Die Befragung der Stiftung „Öffentliche Meinung“ fixiert eher eine gesellschaftliche Grundeinstellung hinsichtlich eines Misstrauens gegenüber allem Ausländischen. Heutzutage ist dies politischer Mainstream. Im Fragebogen der Soziologen kann man den Begriff „Fremdwörter“ gegen „ausländische Musik oder „ausländisches Kino“ austauschen und etwa die gleichen Ergebnisse erhalten.

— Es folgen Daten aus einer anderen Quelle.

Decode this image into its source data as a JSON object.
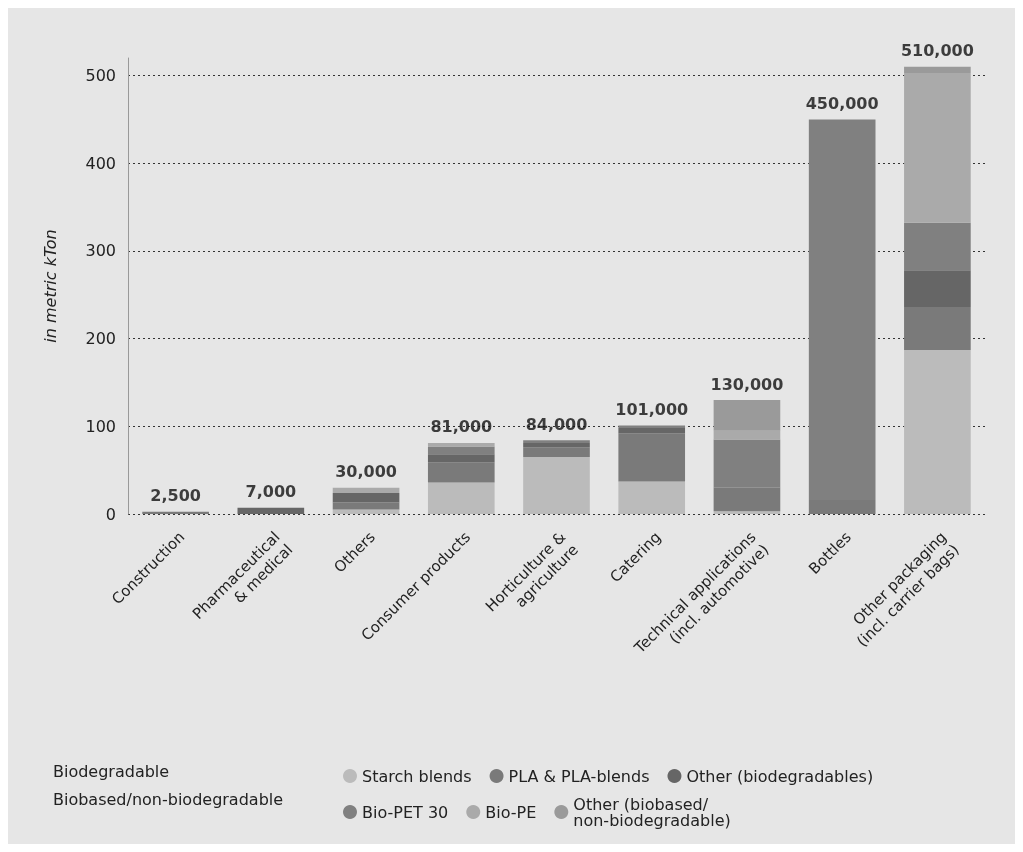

Zur gleichen Zeit markieren die Soziologen der Moskauer Stiftung eine in der Gesellschaft recht verbreitete Erscheinung. Und zwar: Den Herrschenden (im Falle mit der russischen Sprache – der Staatsduma) wird das Recht delegiert, nicht einfach Entscheidungen zu treffen, sondern auch eine Gefahr zu bestimmen, Bedrohungen zu beschreiben. Die Bürger akzeptieren von den oberen Führungsetagen gestartete Initiativen, Formulierungen, wünschenswerte Verhaltensvarianten und Reaktionen auf unterschiedliche Erscheinungen. Natürliche ausländische Übernahmen in der Sprache werden mit der Zeit einfach nicht mehr wahrgenommen. Und sie kann man unter solchen Bedingungen nur künstlich zu einem Reizobjekt verwandeln. Der Kampf gegen Fremdwörter in der russischen Sprache ist eine durchaus künstliche Agenda, die von der Lösung wahrer Probleme ablenkt.